Organisatie | Amsterdam |
---|---|
Organisatietype | Gemeente |
Officiële naam regeling | Spaarloonverordening |
Citeertitel | Spaarloonverordening |
Vastgesteld door | gemeenteraad |
Onderwerp | bestuur en recht |
Eigen onderwerp |
Geen
Datum inwerkingtreding | Terugwerkende kracht tot en met | Datum uitwerkingtreding | Betreft | Datum ondertekening Bron bekendmaking | Kenmerk voorstel |
---|---|---|---|---|---|
17-03-1995 | wijziging artikel(en) | Gemeenteblad 1994, afd. 1, nr. 694 |
Het spaarloon mag in ieder kalenderjaar waarin de betrokkene overeenkomstig deze verordening heeft gespaard, niet meer bedragen dan het in art. 11, eerste lid, onderdeel h, sub 2, van de Wet op de loonbelasting 1964 vermelde bedrag.

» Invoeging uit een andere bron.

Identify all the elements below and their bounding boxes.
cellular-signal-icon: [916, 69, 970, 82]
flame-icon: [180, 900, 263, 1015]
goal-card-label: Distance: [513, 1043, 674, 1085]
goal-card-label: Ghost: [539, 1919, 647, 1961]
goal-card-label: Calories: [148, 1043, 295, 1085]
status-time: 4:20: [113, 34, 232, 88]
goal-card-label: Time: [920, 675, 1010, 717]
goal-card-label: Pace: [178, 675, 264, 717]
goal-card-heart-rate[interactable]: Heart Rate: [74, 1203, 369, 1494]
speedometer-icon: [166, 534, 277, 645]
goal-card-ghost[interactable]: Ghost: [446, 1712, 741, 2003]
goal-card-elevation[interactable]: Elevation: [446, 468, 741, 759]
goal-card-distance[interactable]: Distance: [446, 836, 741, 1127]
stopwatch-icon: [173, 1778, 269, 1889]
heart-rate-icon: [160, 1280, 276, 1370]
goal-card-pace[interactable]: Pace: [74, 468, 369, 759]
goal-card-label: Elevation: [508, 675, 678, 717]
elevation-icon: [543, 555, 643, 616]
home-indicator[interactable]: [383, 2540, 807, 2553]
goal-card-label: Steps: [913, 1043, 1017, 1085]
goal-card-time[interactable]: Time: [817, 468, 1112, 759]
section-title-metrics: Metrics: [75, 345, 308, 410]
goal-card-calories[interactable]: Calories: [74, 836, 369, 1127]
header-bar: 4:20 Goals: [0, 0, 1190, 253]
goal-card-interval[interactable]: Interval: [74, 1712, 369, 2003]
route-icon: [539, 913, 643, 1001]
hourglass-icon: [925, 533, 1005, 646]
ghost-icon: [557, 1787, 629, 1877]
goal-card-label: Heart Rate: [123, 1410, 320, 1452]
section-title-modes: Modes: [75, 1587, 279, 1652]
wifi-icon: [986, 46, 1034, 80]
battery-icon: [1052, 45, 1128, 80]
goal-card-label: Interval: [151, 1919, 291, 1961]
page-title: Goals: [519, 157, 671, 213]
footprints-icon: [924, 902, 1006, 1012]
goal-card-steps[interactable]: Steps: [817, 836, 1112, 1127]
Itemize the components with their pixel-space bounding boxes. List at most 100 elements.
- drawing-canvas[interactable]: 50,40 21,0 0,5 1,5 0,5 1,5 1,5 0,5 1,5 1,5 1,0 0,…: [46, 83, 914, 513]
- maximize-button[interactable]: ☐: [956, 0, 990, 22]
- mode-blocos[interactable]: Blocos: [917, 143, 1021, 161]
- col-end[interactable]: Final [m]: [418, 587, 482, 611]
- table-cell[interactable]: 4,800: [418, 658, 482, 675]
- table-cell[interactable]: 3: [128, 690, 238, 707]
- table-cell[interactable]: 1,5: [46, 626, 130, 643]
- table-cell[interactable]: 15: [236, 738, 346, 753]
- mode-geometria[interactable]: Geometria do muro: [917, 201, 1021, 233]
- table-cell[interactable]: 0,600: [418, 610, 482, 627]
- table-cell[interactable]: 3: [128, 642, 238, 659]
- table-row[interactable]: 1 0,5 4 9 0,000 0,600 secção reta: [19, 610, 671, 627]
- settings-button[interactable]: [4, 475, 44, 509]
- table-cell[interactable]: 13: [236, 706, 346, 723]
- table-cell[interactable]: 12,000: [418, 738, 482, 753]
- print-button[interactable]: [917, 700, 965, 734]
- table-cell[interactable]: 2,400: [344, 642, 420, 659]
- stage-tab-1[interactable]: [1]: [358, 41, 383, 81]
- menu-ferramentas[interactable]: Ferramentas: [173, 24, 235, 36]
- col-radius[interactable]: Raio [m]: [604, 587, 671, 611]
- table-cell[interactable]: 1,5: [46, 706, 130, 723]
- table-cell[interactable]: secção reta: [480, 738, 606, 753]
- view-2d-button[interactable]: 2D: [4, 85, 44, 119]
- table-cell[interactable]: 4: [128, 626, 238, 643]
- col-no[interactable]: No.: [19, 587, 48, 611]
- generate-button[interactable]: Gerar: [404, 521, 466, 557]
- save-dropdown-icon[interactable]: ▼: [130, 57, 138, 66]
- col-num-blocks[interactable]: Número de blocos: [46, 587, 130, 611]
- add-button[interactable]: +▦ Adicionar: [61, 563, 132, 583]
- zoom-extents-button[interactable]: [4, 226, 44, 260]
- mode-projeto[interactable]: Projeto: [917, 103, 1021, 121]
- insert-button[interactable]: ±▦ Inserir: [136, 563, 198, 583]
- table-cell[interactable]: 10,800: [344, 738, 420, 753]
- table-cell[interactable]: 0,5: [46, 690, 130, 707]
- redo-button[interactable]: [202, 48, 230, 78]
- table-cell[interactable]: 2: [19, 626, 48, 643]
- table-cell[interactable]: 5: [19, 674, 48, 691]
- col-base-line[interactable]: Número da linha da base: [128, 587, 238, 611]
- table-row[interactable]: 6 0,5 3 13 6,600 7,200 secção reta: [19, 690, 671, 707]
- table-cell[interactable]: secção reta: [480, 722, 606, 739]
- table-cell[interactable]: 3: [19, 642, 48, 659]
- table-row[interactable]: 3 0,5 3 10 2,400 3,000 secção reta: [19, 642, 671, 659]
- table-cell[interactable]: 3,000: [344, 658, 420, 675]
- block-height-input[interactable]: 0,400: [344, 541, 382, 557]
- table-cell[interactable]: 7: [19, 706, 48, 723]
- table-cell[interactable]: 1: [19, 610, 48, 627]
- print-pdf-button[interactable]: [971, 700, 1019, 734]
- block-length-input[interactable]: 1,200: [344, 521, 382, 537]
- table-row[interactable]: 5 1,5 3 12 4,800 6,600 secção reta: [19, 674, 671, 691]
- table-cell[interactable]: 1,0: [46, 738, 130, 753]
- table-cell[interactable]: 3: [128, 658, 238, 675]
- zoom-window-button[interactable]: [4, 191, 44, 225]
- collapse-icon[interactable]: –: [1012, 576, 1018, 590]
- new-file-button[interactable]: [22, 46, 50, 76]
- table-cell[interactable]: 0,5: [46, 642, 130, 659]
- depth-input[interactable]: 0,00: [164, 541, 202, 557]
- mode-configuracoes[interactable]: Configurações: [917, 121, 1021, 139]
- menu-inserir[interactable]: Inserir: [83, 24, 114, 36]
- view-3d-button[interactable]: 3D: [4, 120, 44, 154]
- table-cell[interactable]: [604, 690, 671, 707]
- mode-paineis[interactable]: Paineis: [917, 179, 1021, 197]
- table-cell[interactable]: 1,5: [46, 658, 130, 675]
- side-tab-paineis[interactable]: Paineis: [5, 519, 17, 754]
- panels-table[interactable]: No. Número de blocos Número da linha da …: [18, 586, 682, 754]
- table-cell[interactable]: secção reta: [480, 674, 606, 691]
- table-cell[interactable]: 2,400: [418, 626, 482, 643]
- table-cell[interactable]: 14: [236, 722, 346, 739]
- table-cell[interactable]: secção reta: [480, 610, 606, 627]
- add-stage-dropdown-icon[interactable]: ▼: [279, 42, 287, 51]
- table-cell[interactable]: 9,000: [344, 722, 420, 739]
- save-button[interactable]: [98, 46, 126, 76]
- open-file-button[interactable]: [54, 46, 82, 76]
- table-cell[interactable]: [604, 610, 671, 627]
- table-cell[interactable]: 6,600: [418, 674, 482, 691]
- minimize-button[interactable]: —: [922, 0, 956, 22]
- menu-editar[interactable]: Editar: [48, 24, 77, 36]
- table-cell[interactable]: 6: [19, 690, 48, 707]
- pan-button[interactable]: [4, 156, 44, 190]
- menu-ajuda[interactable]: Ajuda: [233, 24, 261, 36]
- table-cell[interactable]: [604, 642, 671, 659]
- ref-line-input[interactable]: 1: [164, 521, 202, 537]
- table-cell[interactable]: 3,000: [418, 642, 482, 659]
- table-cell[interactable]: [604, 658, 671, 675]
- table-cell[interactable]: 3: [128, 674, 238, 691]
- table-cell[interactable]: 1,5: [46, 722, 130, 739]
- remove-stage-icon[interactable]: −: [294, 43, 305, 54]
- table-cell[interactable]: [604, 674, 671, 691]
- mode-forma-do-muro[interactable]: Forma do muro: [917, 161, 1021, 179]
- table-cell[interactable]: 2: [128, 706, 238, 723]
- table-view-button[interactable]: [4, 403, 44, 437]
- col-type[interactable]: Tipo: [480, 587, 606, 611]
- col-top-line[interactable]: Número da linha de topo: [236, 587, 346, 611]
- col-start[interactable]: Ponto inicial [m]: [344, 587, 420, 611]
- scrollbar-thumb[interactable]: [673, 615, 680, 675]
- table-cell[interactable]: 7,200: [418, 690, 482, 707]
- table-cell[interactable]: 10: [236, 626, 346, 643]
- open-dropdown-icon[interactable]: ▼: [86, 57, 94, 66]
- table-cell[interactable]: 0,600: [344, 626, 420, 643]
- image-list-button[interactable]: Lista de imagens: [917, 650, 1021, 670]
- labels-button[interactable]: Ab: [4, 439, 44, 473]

Over spaarloon waarover door de betrokkene in strijd met deze verordening wordt beschikt, wordt alsnog loonbelasting en premies ingevolge de sociale-zekerheidswetten dan wel hetgeen daarmee overeenkomt, ingehouden overeenkomstig het bepaalde in art. 22, tweede en derde lid, van de Uitvoeringsregeling.
Bij beindiging van de dienstbetrekking, daaronder begrepen het overlijden van de betrokkene, geeft de betrokkene dan wel zijn nagelaten betrekkingen aan, of de gespaarde bedragen, met behoud van de opnamemogelijkheden, vermeld in art. 4, eerste lid, onder b en c, op de spaarloonrekening zullen blijven staan zolang de in art. 4, eerste lid, onder a, vermelde termijn nog niet is verstreken dan wel dat gespaarde bedragen zullen worden opgenomen.